Anyway I bought a CD, Mahler Symphony no. 4 because it’s from a series that I saw reviewed in Hi Fi News and Record Review magazine just a few days ago. It’s a very recent recording, and it was marked down to $9.99, bargain! When I got it home, I found it’s even better because it’s an SACD. I didn’t notice when I bought it. Bonus! Now I’ll have to go back and search through their bins for more.

What’s SACD? From Wikipedia:

The SACD format offers more audio channels (e.g. surround sound), a higher bit rate, and longer playing time than a conventional CD. The SACD is designed to be played on an SACD player; however, a hybrid SACD contains a Compact Disc Digital Audio (CDDA) track so that it may also be played on a standard CD player.
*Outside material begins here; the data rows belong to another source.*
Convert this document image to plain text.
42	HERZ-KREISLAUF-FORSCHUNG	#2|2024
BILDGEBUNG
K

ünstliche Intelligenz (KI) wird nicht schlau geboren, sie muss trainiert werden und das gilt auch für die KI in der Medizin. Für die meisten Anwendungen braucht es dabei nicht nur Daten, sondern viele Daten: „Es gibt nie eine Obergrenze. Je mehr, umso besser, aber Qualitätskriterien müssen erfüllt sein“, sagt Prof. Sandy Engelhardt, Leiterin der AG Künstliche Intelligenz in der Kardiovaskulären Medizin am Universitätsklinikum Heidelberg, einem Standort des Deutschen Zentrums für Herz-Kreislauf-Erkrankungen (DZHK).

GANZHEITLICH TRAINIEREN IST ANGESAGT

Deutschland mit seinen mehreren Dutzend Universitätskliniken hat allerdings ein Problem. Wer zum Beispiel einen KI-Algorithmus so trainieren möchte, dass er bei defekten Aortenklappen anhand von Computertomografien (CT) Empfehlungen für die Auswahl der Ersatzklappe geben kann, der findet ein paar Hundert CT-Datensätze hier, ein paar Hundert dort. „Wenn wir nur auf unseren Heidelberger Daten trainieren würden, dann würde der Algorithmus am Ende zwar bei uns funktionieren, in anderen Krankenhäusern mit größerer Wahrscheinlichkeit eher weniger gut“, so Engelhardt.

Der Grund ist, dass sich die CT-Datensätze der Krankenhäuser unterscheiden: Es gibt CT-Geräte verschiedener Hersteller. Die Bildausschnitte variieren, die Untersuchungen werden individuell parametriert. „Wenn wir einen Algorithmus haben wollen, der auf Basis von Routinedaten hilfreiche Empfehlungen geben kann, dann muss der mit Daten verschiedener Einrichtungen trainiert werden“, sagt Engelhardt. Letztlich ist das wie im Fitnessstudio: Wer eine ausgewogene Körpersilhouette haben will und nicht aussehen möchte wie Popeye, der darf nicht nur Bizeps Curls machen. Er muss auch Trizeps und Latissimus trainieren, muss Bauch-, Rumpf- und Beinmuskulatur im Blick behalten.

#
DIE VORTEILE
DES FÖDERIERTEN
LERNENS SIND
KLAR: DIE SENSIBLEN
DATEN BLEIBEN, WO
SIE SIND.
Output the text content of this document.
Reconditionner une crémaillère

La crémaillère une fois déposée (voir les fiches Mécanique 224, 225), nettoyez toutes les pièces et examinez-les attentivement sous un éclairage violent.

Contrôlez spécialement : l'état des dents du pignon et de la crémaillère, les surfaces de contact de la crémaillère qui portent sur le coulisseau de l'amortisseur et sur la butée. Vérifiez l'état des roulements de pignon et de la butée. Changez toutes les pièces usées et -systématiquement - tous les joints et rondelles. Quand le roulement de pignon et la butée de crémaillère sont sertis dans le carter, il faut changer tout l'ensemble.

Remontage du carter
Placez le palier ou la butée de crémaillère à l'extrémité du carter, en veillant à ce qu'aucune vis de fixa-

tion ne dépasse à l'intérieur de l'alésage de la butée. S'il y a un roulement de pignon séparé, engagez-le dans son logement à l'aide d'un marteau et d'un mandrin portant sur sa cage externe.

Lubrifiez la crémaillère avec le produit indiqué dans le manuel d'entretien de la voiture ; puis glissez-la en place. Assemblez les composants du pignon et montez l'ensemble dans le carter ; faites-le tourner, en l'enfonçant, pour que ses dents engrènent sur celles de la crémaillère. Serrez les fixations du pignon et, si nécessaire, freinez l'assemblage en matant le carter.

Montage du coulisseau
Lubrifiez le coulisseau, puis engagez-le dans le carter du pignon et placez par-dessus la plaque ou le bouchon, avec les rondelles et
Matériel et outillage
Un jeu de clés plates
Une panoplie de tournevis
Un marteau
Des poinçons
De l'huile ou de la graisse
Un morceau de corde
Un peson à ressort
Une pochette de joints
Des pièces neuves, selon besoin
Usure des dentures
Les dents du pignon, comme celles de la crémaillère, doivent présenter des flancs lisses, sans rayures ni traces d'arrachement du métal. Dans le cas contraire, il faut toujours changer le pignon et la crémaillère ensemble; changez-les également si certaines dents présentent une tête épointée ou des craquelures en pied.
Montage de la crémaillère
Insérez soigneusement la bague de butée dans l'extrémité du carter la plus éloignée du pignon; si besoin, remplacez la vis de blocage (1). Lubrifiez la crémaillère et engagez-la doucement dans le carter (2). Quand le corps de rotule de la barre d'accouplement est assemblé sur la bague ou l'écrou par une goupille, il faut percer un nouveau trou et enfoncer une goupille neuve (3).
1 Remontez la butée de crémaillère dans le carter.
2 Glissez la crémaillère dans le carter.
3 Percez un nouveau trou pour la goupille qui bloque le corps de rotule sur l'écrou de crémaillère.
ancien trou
SACD is a disc of identical physical dimensions as a standard compact disc; [but] the density of the disc is the same as a DVD. There are three types of disc:
Hybrid: Hybrid SACDs are encoded with a 4.7 GB DSD layer (also known as the HD layer), as well as a PCM (Red Book) audio layer readable by most conventional Compact Disc players.
Single-layer: A DVD-5 encoded with one 4.7 GB DSD layer.
Dual-layer: A DVD-9 encoded with two DSD layers, totalling 8.5 GB, and no PCM layer. Dual-layer SACDs can store nearly twice as much data as a single-layer SACD.
Unlike hybrid discs, both single- and dual-layer SACDs are incompatible with conventional CD players and cannot be played on them. A stereo SACD recording has an uncompressed rate of 5.6 Mbit/s, four times the rate for Red Book CD stereo audio.

So that’s why a couple of my older CDs would never play.


As I said, I’ve abandoned any thoughts of driving north but I got an email on Friday, two weeks after I enquired (!) about having mains power available in a Broome camping area. Two weeks! Typical Aussie attitude, file under LBW, Let the Buggers Wait.

Anyway, the guy said he’s 69 and uses CPAP too, so knows what I need and even though the sites are described as unpowered, he said he could probably arrange something. I replied that that was then, this is now. Can’t travel, sorry. Maybe next year.


More later; I need some more sleep, having gone lights out at about 12.30am and being forced to get up at 6am.